Послышался радостный рев толпы. В это самое время к Парису подошел Фуск и взял его за руку.

– В чем дело? – спросил у главного преторианца Парис.

– Узнаешь позже.

На площади перед театром выстроились кругом преторианцы. Фуск вышел с голым Парисом, а Домициан с супругой сели в паланкин.

– Снимай паллу, – приказал Цезарь Домиции. – Раздевайся догола.

– Что? Зачем? – поразилась она.

– Мы приказали тебе раздеться. Быстро!

– Дорогой, любимый, прошу тебя, что бы ты ни задумал, не делай этого на горячую голову.

– На горячую голову? Да мы холодны как лед.

– Надеюсь, ты отдаешь себе отчет, что я императрица и должна быть почитаема согласно этому статусу.
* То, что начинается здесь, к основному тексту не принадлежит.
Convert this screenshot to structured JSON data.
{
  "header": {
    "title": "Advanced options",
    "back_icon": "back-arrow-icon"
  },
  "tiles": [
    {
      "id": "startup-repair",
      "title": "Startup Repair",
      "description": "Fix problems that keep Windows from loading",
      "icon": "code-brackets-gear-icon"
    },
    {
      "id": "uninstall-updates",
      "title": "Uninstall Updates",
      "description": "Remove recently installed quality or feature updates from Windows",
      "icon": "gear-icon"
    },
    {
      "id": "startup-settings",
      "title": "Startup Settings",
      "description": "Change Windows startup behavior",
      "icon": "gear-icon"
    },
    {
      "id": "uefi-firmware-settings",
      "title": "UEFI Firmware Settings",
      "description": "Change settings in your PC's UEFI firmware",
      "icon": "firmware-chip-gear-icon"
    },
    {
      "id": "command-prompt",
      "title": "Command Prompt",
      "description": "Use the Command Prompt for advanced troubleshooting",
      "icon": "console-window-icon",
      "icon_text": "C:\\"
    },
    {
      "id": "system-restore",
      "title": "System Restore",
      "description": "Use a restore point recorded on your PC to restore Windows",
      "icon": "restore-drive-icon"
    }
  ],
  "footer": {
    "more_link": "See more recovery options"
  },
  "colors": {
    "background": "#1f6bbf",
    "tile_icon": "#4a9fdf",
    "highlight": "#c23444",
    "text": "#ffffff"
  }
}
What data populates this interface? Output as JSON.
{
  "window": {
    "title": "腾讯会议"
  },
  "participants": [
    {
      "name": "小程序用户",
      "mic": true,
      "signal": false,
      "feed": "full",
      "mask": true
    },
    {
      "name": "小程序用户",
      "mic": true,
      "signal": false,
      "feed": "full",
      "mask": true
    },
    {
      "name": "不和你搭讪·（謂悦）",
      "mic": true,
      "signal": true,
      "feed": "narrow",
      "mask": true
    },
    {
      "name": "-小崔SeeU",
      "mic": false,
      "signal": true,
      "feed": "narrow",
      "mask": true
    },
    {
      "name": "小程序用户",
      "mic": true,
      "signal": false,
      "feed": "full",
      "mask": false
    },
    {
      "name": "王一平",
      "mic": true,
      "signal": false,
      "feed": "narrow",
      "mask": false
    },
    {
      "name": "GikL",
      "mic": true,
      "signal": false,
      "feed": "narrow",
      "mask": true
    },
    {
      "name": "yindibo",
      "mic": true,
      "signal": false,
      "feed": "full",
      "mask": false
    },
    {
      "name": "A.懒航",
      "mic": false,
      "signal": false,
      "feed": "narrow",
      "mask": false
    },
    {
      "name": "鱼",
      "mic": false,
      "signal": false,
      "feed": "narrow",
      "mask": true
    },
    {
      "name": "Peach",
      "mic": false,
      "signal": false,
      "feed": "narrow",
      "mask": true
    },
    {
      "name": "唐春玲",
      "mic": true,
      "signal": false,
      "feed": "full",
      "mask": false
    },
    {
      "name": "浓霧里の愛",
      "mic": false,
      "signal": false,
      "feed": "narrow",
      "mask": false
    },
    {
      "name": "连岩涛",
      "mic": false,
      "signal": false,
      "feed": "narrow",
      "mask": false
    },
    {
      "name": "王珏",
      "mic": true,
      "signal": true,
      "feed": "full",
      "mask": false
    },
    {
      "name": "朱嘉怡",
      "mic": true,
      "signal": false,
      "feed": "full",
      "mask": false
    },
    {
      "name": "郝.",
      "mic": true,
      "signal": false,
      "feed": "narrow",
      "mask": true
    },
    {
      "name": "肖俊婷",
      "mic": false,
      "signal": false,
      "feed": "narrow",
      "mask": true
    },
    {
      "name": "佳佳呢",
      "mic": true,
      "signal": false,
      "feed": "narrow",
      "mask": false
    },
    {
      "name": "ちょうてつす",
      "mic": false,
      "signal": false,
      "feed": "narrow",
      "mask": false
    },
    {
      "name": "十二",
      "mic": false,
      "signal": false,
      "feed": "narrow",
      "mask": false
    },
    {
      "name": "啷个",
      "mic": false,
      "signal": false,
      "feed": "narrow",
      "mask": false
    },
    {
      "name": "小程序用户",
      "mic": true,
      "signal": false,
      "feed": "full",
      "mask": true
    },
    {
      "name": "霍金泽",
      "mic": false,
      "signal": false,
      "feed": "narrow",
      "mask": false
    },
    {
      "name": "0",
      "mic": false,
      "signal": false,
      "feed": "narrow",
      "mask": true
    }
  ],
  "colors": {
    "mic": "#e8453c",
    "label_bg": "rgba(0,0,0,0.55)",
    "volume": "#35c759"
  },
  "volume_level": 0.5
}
Если ты меня сейчас казнишь…

– Ты мать нашего сына, – прервал он ее. – Ты любовь всей нашей жизни, как ты только могла подумать, что мы тебя казним? Лишь двух людей мы любим большего всего на свете – это наш сын и ты. Видят боги, и тому они свидетели, что бы ты ни сделала, мы тебя не убьем и не отдадим такого приказа никогда.
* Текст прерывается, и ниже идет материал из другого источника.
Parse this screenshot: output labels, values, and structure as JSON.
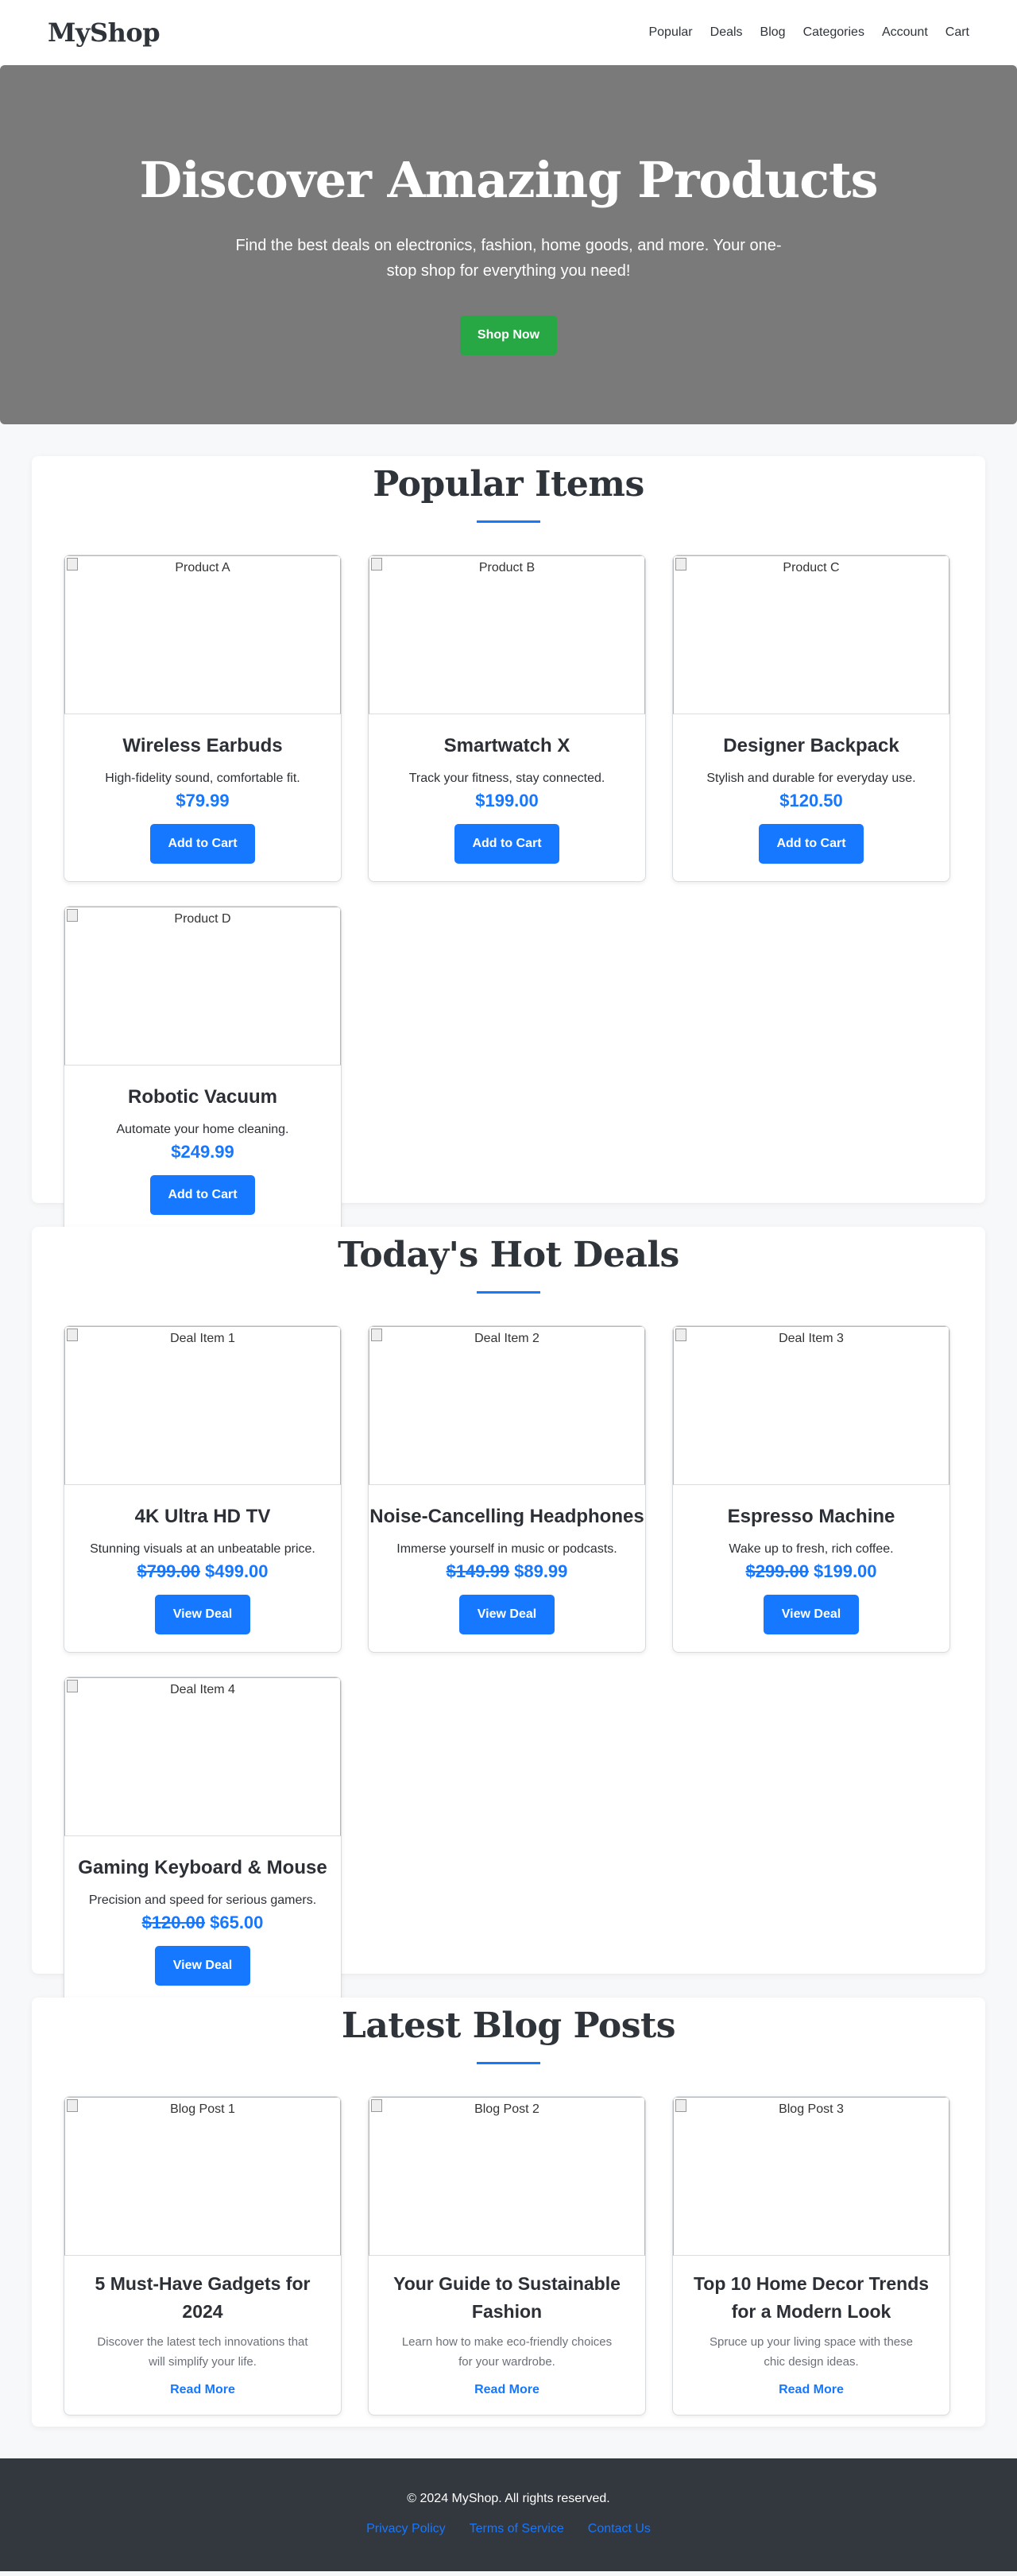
{
  "header": {
    "logo": "MyShop",
    "nav": [
      "Popular",
      "Deals",
      "Blog",
      "Categories",
      "Account",
      "Cart"
    ]
  },
  "hero": {
    "title": "Discover Amazing Products",
    "subtitle": "Find the best deals on electronics, fashion, home goods, and more. Your one-stop shop for everything you need!",
    "cta": "Shop Now"
  },
  "popular": {
    "title": "Popular Items",
    "button_label": "Add to Cart",
    "items": [
      {
        "img_alt": "Product A",
        "name": "Wireless Earbuds",
        "desc": "High-fidelity sound, comfortable fit.",
        "price": "$79.99"
      },
      {
        "img_alt": "Product B",
        "name": "Smartwatch X",
        "desc": "Track your fitness, stay connected.",
        "price": "$199.00"
      },
      {
        "img_alt": "Product C",
        "name": "Designer Backpack",
        "desc": "Stylish and durable for everyday use.",
        "price": "$120.50"
      },
      {
        "img_alt": "Product D",
        "name": "Robotic Vacuum",
        "desc": "Automate your home cleaning.",
        "price": "$249.99"
      }
    ]
  },
  "deals": {
    "title": "Today's Hot Deals",
    "button_label": "View Deal",
    "items": [
      {
        "img_alt": "Deal Item 1",
        "name": "4K Ultra HD TV",
        "desc": "Stunning visuals at an unbeatable price.",
        "old_price": "$799.00",
        "new_price": "$499.00"
      },
      {
        "img_alt": "Deal Item 2",
        "name": "Noise-Cancelling Headphones",
        "desc": "Immerse yourself in music or podcasts.",
        "old_price": "$149.99",
        "new_price": "$89.99"
      },
      {
        "img_alt": "Deal Item 3",
        "name": "Espresso Machine",
        "desc": "Wake up to fresh, rich coffee.",
        "old_price": "$299.00",
        "new_price": "$199.00"
      },
      {
        "img_alt": "Deal Item 4",
        "name": "Gaming Keyboard & Mouse",
        "desc": "Precision and speed for serious gamers.",
        "old_price": "$120.00",
        "new_price": "$65.00"
      }
    ]
  },
  "blog": {
    "title": "Latest Blog Posts",
    "link_label": "Read More",
    "posts": [
      {
        "img_alt": "Blog Post 1",
        "title": "5 Must-Have Gadgets for 2024",
        "desc": "Discover the latest tech innovations that will simplify your life."
      },
      {
        "img_alt": "Blog Post 2",
        "title": "Your Guide to Sustainable Fashion",
        "desc": "Learn how to make eco-friendly choices for your wardrobe."
      },
      {
        "img_alt": "Blog Post 3",
        "title": "Top 10 Home Decor Trends for a Modern Look",
        "desc": "Spruce up your living space with these chic design ideas."
      }
    ]
  },
  "footer": {
    "copyright": "© 2024 MyShop. All rights reserved.",
    "links": [
      "Privacy Policy",
      "Terms of Service",
      "Contact Us"
    ]
  },
  "colors": {
    "accent": "#1677ff",
    "cta_green": "#28a745",
    "hero_bg": "#7a7a7a",
    "footer_bg": "#33373e"
  }
}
Императрица посмотрела на него подозрительно.

– Но, – продолжил Домициан, – это не значит, что ты не должна понести наказание.

– И какое же?

– Раздевайся.

– А если откажусь?

– Тебя разденут силой, а нам бы не хотелось, чтобы собравшийся здесь плебс видел, как императрицу обесчещивают преторианцы.
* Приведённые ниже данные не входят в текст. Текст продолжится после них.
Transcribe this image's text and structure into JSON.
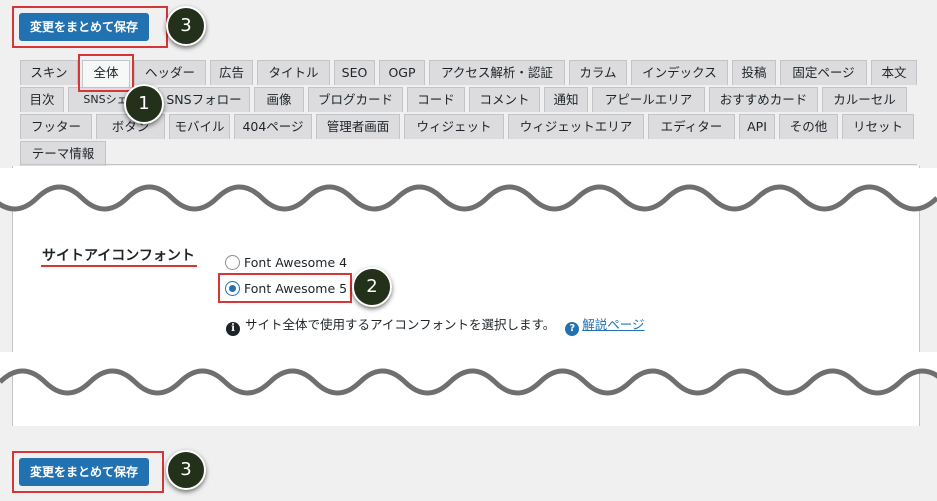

Домиция скинула с себя паллу, оголив идеальное тело. В свои годы она выглядела как юная дева. Нежная кожа, пахнущая розами, форма груди, которой позавидовали бы все матроны Рима, да и не только матроны, и не только Рима. Округлые бедра так и манили к себе. Хотелось их гладить, не переставая. Флавий рассматривал ее и уже возбуждался.

– О боги… – протянул император. – Как же ты прекрасна. Смотрим на тебя как в первый раз. Неудивительно, что тебя хотят все мужчины Рима.

 

– Что дальше? Прикажешь заняться любовью с Парисом на площади перед всеми?

– Идея хорошая, но мы не настолько пошлые, в отличие от тебя. Жди, и мы тебя позовем.

– Как прикажешь.

– Замечательно.

Домициан вылез из паланкина и помахал радостно встречающей толпе.

– Всем слушать императора! – прокричал Корнелий.

До этого момента большая часть жителей Рима проходила мимо и не останавливалась, но такое заявление явно их заинтересовало. Все больше и больше зевак прибывало на площадь, но живой щит в виде преторианцев не давал им приблизиться к Цезарю.

– Граждане Рима! – заговорил негромко Домициан. – Сегодня одно известие очень огорчило нас. Это известие касается нашей личной жизни. И хотя мы могли бы умолчать об этом и закрыть глаза на данное преступление, тем не менее, как правитель великой империи, мы не можем быть выше закона, который один для всех. На нашем примере мы показываем, что только тогда, когда каждый из нас с совестью будет выполнять все законы, мы достигнем благополучия и процветания. С малых дел начинаются великие. Все вы видите актера Париса, – и он указал на него. – Мы узнали, что он соблазнил нашу супругу, вашу императрицу, и прелюбодействовал с ней. Что ты, Парис, скажешь в свое оправдание?

– На колени! – приказал актеру Фуск.

– Повелитель! – взмолился Парис, становясь на колени. – Клянусь всеми богами, я не знал, кто она. А если бы знал, то никогда бы не прелюбодействовал с ней. Я не женат и не совершал преступления. Это она во всем виновата… это она меня обманула… скрыла, что замужем.

Послышались оскорбления в сторону Париса и недовольные крики.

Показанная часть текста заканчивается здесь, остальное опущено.